The incorrect match in the following is:

To decide which pair is mismatched, we first recall the fundamental thermodynamic relation that links the standard Gibbs free-energy change $$\Delta G^0$$ with the equilibrium constant $$K$$ of the reaction.

We have the formula

$$\Delta G^0 = -\,R\,T \,\ln K$$

where $$R$$ is the universal gas constant and $$T$$ is the absolute temperature (in kelvin). This equation is valid for any reaction at equilibrium under standard conditions.

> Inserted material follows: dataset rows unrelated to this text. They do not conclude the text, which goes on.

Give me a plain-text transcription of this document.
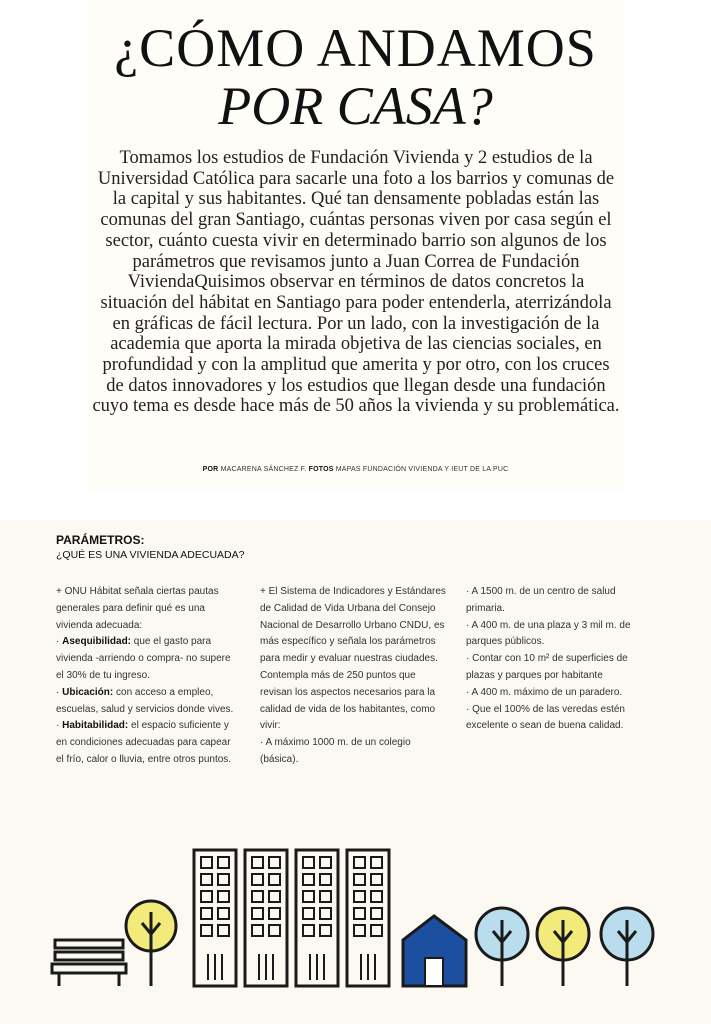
¿CÓMO ANDAMOS
POR CASA?

Tomamos los estudios de Fundación Vivienda y 2 estudios de la Universidad Católica para sacarle una foto a los barrios y comunas de la capital y sus habitantes. Qué tan densamente pobladas están las comunas del gran Santiago, cuántas personas viven por casa según el sector, cuánto cuesta vivir en determinado barrio son algunos de los parámetros que revisamos junto a Juan Correa de Fundación ViviendaQuisimos observar en términos de datos concretos la situación del hábitat en Santiago para poder entenderla, aterrizándola en gráficas de fácil lectura. Por un lado, con la investigación de la academia que aporta la mirada objetiva de las ciencias sociales, en profundidad y con la amplitud que amerita y por otro, con los cruces de datos innovadores y los estudios que llegan desde una fundación cuyo tema es desde hace más de 50 años la vivienda y su problemática.

POR MACARENA SÁNCHEZ F. FOTOS MAPAS FUNDACIÓN VIVIENDA Y IEUT DE LA PUC
PARÁMETROS:
¿QUÉ ES UNA VIVIENDA ADECUADA?

+ ONU Hábitat señala ciertas pautas generales para definir qué es una vivienda adecuada:

· Asequibilidad: que el gasto para vivienda -arriendo o compra- no supere el 30% de tu ingreso.

· Ubicación: con acceso a empleo, escuelas, salud y servicios donde vives.

· Habitabilidad: el espacio suficiente y en condiciones adecuadas para capear el frío, calor o lluvia, entre otros puntos.

+ El Sistema de Indicadores y Estándares de Calidad de Vida Urbana del Consejo Nacional de Desarrollo Urbano CNDU, es más específico y señala los parámetros para medir y evaluar nuestras ciudades. Contempla más de 250 puntos que revisan los aspectos necesarios para la calidad de vida de los habitantes, como vivir:

· A máximo 1000 m. de un colegio (básica).

· A 1500 m. de un centro de salud primaria.

· A 400 m. de una plaza y 3 mil m. de parques públicos.

· Contar con 10 m² de superficies de plazas y parques por habitante

· A 400 m. máximo de un paradero.

· Que el 100% de las veredas estén excelente o sean de buena calidad.
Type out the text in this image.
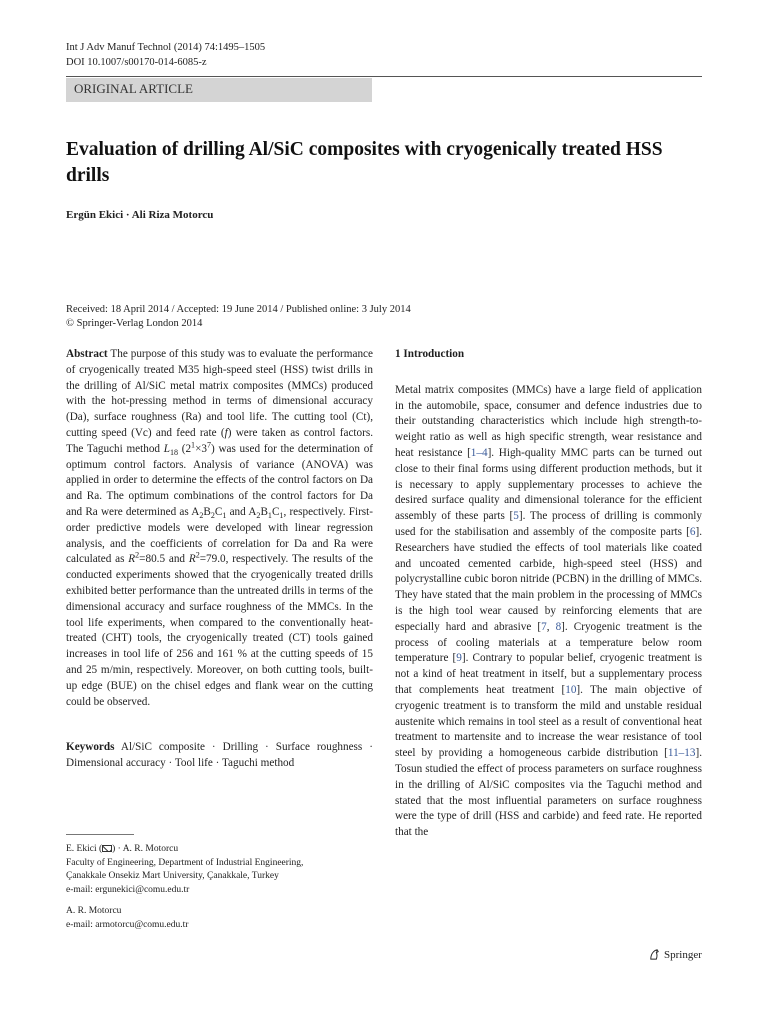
Int J Adv Manuf Technol (2014) 74:1495–1505
DOI 10.1007/s00170-014-6085-z
ORIGINAL ARTICLE
Evaluation of drilling Al/SiC composites with cryogenically treated HSS drills
Ergün Ekici · Ali Riza Motorcu
Received: 18 April 2014 / Accepted: 19 June 2014 / Published online: 3 July 2014
© Springer-Verlag London 2014

Abstract The purpose of this study was to evaluate the performance of cryogenically treated M35 high-speed steel (HSS) twist drills in the drilling of Al/SiC metal matrix composites (MMCs) produced with the hot-pressing method in terms of dimensional accuracy (Da), surface roughness (Ra) and tool life. The cutting tool (Ct), cutting speed (Vc) and feed rate (f) were taken as control factors. The Taguchi method $L_{18}$ $(2^1\times 3^7)$ was used for the determination of optimum control factors. Analysis of variance (ANOVA) was applied in order to determine the effects of the control factors on Da and Ra. The optimum combinations of the control factors for Da and Ra were determined as $A_2B_2C_1$ and $A_2B_1C_1$, respectively. First-order predictive models were developed with linear regression analysis, and the coefficients of correlation for Da and Ra were calculated as $R^2=80.5$ and $R^2=79.0$, respectively. The results of the conducted experiments showed that the cryogenically treated drills exhibited better performance than the untreated drills in terms of the dimensional accuracy and surface roughness of the MMCs. In the tool life experiments, when compared to the conventionally heat-treated (CHT) tools, the cryogenically treated (CT) tools gained increases in tool life of 256 and 161 % at the cutting speeds of 15 and 25 m/min, respectively. Moreover, on both cutting tools, built-up edge (BUE) on the chisel edges and flank wear on the cutting could be observed.

Keywords Al/SiC composite · Drilling · Surface roughness · Dimensional accuracy · Tool life · Taguchi method

E. Ekici ( ) · A. R. Motorcu

Faculty of Engineering, Department of Industrial Engineering,

Çanakkale Onsekiz Mart University, Çanakkale, Turkey

e-mail: ergunekici@comu.edu.tr

A. R. Motorcu

e-mail: armotorcu@comu.edu.tr

1 Introduction

Metal matrix composites (MMCs) have a large field of application in the automobile, space, consumer and defence industries due to their outstanding characteristics which include high strength-to-weight ratio as well as high specific strength, wear resistance and heat resistance [1–4]. High-quality MMC parts can be turned out close to their final forms using different production methods, but it is necessary to apply supplementary processes to achieve the desired surface quality and dimensional tolerance for the efficient assembly of these parts [5]. The process of drilling is commonly used for the stabilisation and assembly of the composite parts [6]. Researchers have studied the effects of tool materials like coated and uncoated cemented carbide, high-speed steel (HSS) and polycrystalline cubic boron nitride (PCBN) in the drilling of MMCs. They have stated that the main problem in the processing of MMCs is the high tool wear caused by reinforcing elements that are especially hard and abrasive [7, 8]. Cryogenic treatment is the process of cooling materials at a temperature below room temperature [9]. Contrary to popular belief, cryogenic treatment is not a kind of heat treatment in itself, but a supplementary process that complements heat treatment [10]. The main objective of cryogenic treatment is to transform the mild and unstable residual austenite which remains in tool steel as a result of conventional heat treatment to martensite and to increase the wear resistance of tool steel by providing a homogeneous carbide distribution [11–13]. Tosun studied the effect of process parameters on surface roughness in the drilling of Al/SiC composites via the Taguchi method and stated that the most influential parameters on surface roughness were the type of drill (HSS and carbide) and feed rate. He reported that the

Springer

Now, we examine how the signs and magnitudes of $$\Delta G^0$$ and $$K$$ are connected through this equation.

Because $$R$$ and $$T$$ are always positive, the sign of $$\Delta G^0$$ is governed solely by the sign of $$-\ln K$$. So we rewrite

$$\Delta G^0 = -RT \ln K \;\;\Longrightarrow\;\; \dfrac{\Delta G^0}{-RT} = \ln K$$

Next we convert the natural logarithm statement into exponential form:

$$\ln K = \dfrac{\Delta G^0}{-RT} \;\;\Longrightarrow\;\; K = e^{\frac{\Delta G^0}{-RT}}$$

From this exponential expression we deduce the following three direct consequences.

• If $$\Delta G^0 < 0$$, then $$\dfrac{\Delta G^0}{-RT}$$ is positive, hence $$e^{\text{positive}} > 1$$, so $$K > 1$$.

• If $$\Delta G^0 > 0$$, then $$\dfrac{\Delta G^0}{-RT}$$ is negative, hence $$e^{\text{negative}} < 1$$, so $$K < 1$$.

• If $$\Delta G^0 = 0$$, then $$\dfrac{\Delta G^0}{-RT} = 0$$, hence $$e^0 = 1$$, so $$K = 1$$.

We now compare these correct relationships with each option provided.

A. $$\Delta G^0 < 0,\; K > 1$$   matches the first consequence, therefore correct.

B. $$\Delta G^0 > 0,\; K < 1$$   matches the second consequence, therefore correct.

C. $$\Delta G^0 = 0,\; K = 1$$   matches the third consequence, therefore correct.

D. $$\Delta G^0 < 0,\; K < 1$$   contradicts the first consequence because when $$\Delta G^0 < 0$$ we must have $$K > 1$$, not $$K < 1$$. Hence this pair is mismatched.

So among all the given options, the only incorrect match is Option D.

Hence, the correct answer is Option 4.